Dylann Roof: The Making of an American Terrorist

GQ explores the root of all his evil in South Carolina.

August 22, 2017 10:33 am
Dylann Roof: America's Most American Terrorist
In this image from the video uplink from the detention center to the courtroom, Dylann Roof appears at Centralized Bond Hearing Court June 19, 2015 in North Charleston, South Carolina.
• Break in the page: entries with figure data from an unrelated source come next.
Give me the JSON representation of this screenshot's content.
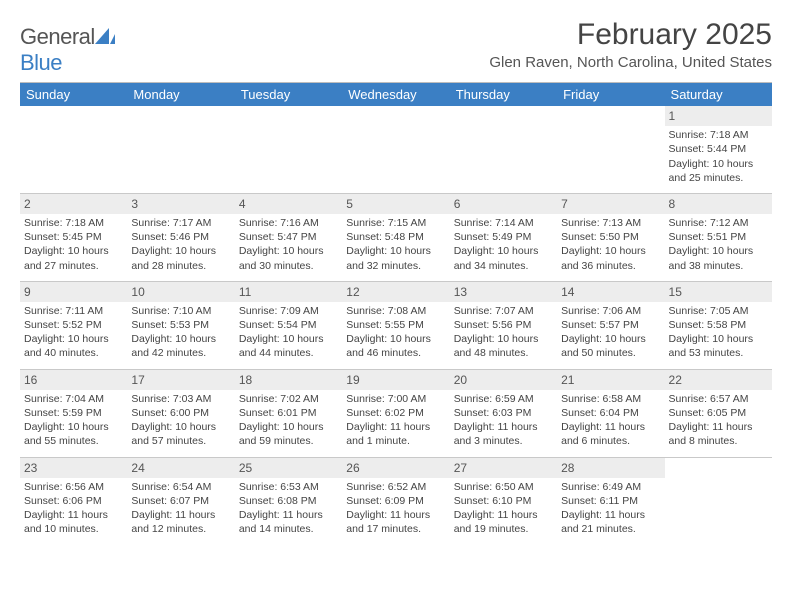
{
  "logo": {
    "word1": "General",
    "word2": "Blue"
  },
  "title": "February 2025",
  "location": "Glen Raven, North Carolina, United States",
  "colors": {
    "header_bg": "#3b7fc4",
    "header_text": "#ffffff",
    "daynum_bg": "#ededed",
    "border": "#c9c9c9",
    "text": "#444444",
    "page_bg": "#ffffff"
  },
  "day_headers": [
    "Sunday",
    "Monday",
    "Tuesday",
    "Wednesday",
    "Thursday",
    "Friday",
    "Saturday"
  ],
  "weeks": [
    [
      {
        "n": "",
        "sr": "",
        "ss": "",
        "dl": ""
      },
      {
        "n": "",
        "sr": "",
        "ss": "",
        "dl": ""
      },
      {
        "n": "",
        "sr": "",
        "ss": "",
        "dl": ""
      },
      {
        "n": "",
        "sr": "",
        "ss": "",
        "dl": ""
      },
      {
        "n": "",
        "sr": "",
        "ss": "",
        "dl": ""
      },
      {
        "n": "",
        "sr": "",
        "ss": "",
        "dl": ""
      },
      {
        "n": "1",
        "sr": "Sunrise: 7:18 AM",
        "ss": "Sunset: 5:44 PM",
        "dl": "Daylight: 10 hours and 25 minutes."
      }
    ],
    [
      {
        "n": "2",
        "sr": "Sunrise: 7:18 AM",
        "ss": "Sunset: 5:45 PM",
        "dl": "Daylight: 10 hours and 27 minutes."
      },
      {
        "n": "3",
        "sr": "Sunrise: 7:17 AM",
        "ss": "Sunset: 5:46 PM",
        "dl": "Daylight: 10 hours and 28 minutes."
      },
      {
        "n": "4",
        "sr": "Sunrise: 7:16 AM",
        "ss": "Sunset: 5:47 PM",
        "dl": "Daylight: 10 hours and 30 minutes."
      },
      {
        "n": "5",
        "sr": "Sunrise: 7:15 AM",
        "ss": "Sunset: 5:48 PM",
        "dl": "Daylight: 10 hours and 32 minutes."
      },
      {
        "n": "6",
        "sr": "Sunrise: 7:14 AM",
        "ss": "Sunset: 5:49 PM",
        "dl": "Daylight: 10 hours and 34 minutes."
      },
      {
        "n": "7",
        "sr": "Sunrise: 7:13 AM",
        "ss": "Sunset: 5:50 PM",
        "dl": "Daylight: 10 hours and 36 minutes."
      },
      {
        "n": "8",
        "sr": "Sunrise: 7:12 AM",
        "ss": "Sunset: 5:51 PM",
        "dl": "Daylight: 10 hours and 38 minutes."
      }
    ],
    [
      {
        "n": "9",
        "sr": "Sunrise: 7:11 AM",
        "ss": "Sunset: 5:52 PM",
        "dl": "Daylight: 10 hours and 40 minutes."
      },
      {
        "n": "10",
        "sr": "Sunrise: 7:10 AM",
        "ss": "Sunset: 5:53 PM",
        "dl": "Daylight: 10 hours and 42 minutes."
      },
      {
        "n": "11",
        "sr": "Sunrise: 7:09 AM",
        "ss": "Sunset: 5:54 PM",
        "dl": "Daylight: 10 hours and 44 minutes."
      },
      {
        "n": "12",
        "sr": "Sunrise: 7:08 AM",
        "ss": "Sunset: 5:55 PM",
        "dl": "Daylight: 10 hours and 46 minutes."
      },
      {
        "n": "13",
        "sr": "Sunrise: 7:07 AM",
        "ss": "Sunset: 5:56 PM",
        "dl": "Daylight: 10 hours and 48 minutes."
      },
      {
        "n": "14",
        "sr": "Sunrise: 7:06 AM",
        "ss": "Sunset: 5:57 PM",
        "dl": "Daylight: 10 hours and 50 minutes."
      },
      {
        "n": "15",
        "sr": "Sunrise: 7:05 AM",
        "ss": "Sunset: 5:58 PM",
        "dl": "Daylight: 10 hours and 53 minutes."
      }
    ],
    [
      {
        "n": "16",
        "sr": "Sunrise: 7:04 AM",
        "ss": "Sunset: 5:59 PM",
        "dl": "Daylight: 10 hours and 55 minutes."
      },
      {
        "n": "17",
        "sr": "Sunrise: 7:03 AM",
        "ss": "Sunset: 6:00 PM",
        "dl": "Daylight: 10 hours and 57 minutes."
      },
      {
        "n": "18",
        "sr": "Sunrise: 7:02 AM",
        "ss": "Sunset: 6:01 PM",
        "dl": "Daylight: 10 hours and 59 minutes."
      },
      {
        "n": "19",
        "sr": "Sunrise: 7:00 AM",
        "ss": "Sunset: 6:02 PM",
        "dl": "Daylight: 11 hours and 1 minute."
      },
      {
        "n": "20",
        "sr": "Sunrise: 6:59 AM",
        "ss": "Sunset: 6:03 PM",
        "dl": "Daylight: 11 hours and 3 minutes."
      },
      {
        "n": "21",
        "sr": "Sunrise: 6:58 AM",
        "ss": "Sunset: 6:04 PM",
        "dl": "Daylight: 11 hours and 6 minutes."
      },
      {
        "n": "22",
        "sr": "Sunrise: 6:57 AM",
        "ss": "Sunset: 6:05 PM",
        "dl": "Daylight: 11 hours and 8 minutes."
      }
    ],
    [
      {
        "n": "23",
        "sr": "Sunrise: 6:56 AM",
        "ss": "Sunset: 6:06 PM",
        "dl": "Daylight: 11 hours and 10 minutes."
      },
      {
        "n": "24",
        "sr": "Sunrise: 6:54 AM",
        "ss": "Sunset: 6:07 PM",
        "dl": "Daylight: 11 hours and 12 minutes."
      },
      {
        "n": "25",
        "sr": "Sunrise: 6:53 AM",
        "ss": "Sunset: 6:08 PM",
        "dl": "Daylight: 11 hours and 14 minutes."
      },
      {
        "n": "26",
        "sr": "Sunrise: 6:52 AM",
        "ss": "Sunset: 6:09 PM",
        "dl": "Daylight: 11 hours and 17 minutes."
      },
      {
        "n": "27",
        "sr": "Sunrise: 6:50 AM",
        "ss": "Sunset: 6:10 PM",
        "dl": "Daylight: 11 hours and 19 minutes."
      },
      {
        "n": "28",
        "sr": "Sunrise: 6:49 AM",
        "ss": "Sunset: 6:11 PM",
        "dl": "Daylight: 11 hours and 21 minutes."
      },
      {
        "n": "",
        "sr": "",
        "ss": "",
        "dl": ""
      }
    ]
  ]
}
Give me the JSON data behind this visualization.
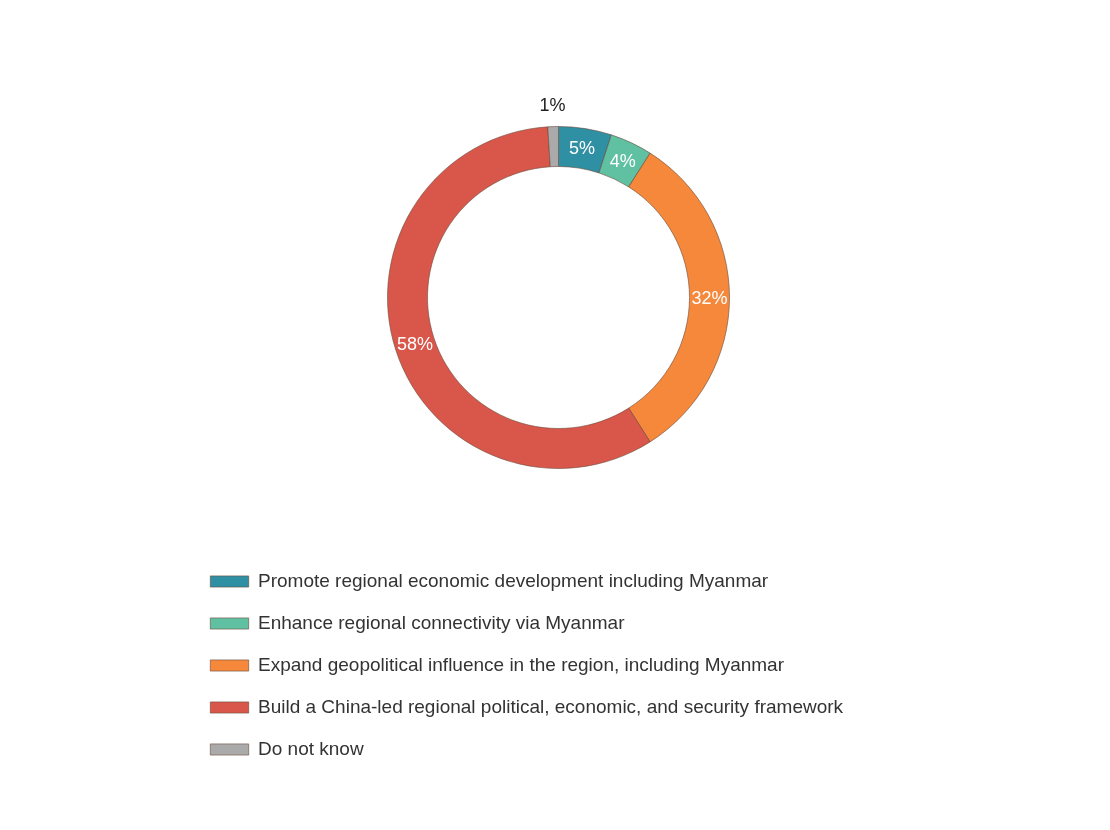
{
  "chart_data": {
    "type": "donut",
    "categories": [
      "Promote regional economic development including Myanmar",
      "Enhance regional connectivity via Myanmar",
      "Expand geopolitical influence in the region, including Myanmar",
      "Build a China-led regional political, economic, and security framework",
      "Do not know"
    ],
    "values": [
      5,
      4,
      32,
      58,
      1
    ],
    "colors": [
      "#2f8fa3",
      "#5fc0a2",
      "#f5883a",
      "#d9574a",
      "#aaaaaa"
    ],
    "value_labels": [
      "5%",
      "4%",
      "32%",
      "58%",
      "1%"
    ],
    "legend": "bottom"
  }
}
Roof is charged with nine counts of murder and firearms charges in the shooting deaths at Emanuel African Methodist Episcopal Church in Charleston, South Carolina on June 17. (Grace Beahm-Pool/Getty Images)

If Charlottesville hasn’t convinced you that America has a hate problem, then Dylann Roof’s story surely will.

In 2015, Roof, a white supremacist who believed “blacks were taking over the world,” opened fire in Emanuel African Methodist Episcopal Church in Charleston, South Carolina, killing nine parishioners.

He has since been sentenced to death.

Now, GQ‘s Rachel Kaadzi Ghansah—an African-American woman—has pieced together Roof’s upbringing, motivations, and what led him to carry out such a heinous act in a sprawling, deeply researched feature. RCLife has teased out some of the most shocking details below.

-Felicia Sanders, one of the church’s survivors, had to lie in her dying son’s blood and play dead, with her hand over her grandbaby’s mouth to silence her.

-Roof, representing himself, told the jurors and many family members in the courtroom that “I felt like I had to do it, and I still feel like I had to do it.”

GQ‘s writer admits she was originally going to write about the nine people killed at the church. But it was Roof’s silence—and disinterest in taking responsibility for his actions—that led to her changing course. As Ghansah eloquently puts it: “[Roof] did not have to dignify our questions with a response or explain anything at all to the people whose relatives he had maimed and murdered. Roof was safeguarded by his knowledge that white American terrorism is never waterboarded for answers, it is never twisted out for meaning, we never identify its ‘handlers,’ and we could not force him to do a thing. He remained inscrutable. He remained in control, just the way he wanted to be.”

-Roof’s father, Bennett, was initially contacted for the story, but then declined, calling GQ‘s story “fake news.”

-In an ironic twist, one of Roof’s closest childhood friends was mixed-race.

GQ‘s writer digs all the way back to explore Roof’s roots, finding his great-great-great-grandfather, Jesse Marion Roof, a Confederate soldier. His ancestors also owned a young slave girl.

-The one-time governor of South Carolina, Nikki Haley, currently U.S. ambassador to the United Nations, once said the “divisive speech”—like the type she felt candidate Donald Trump was using—“motivated Dylann Roof to gun down nine black parishioners at historic Emanuel AME Church.”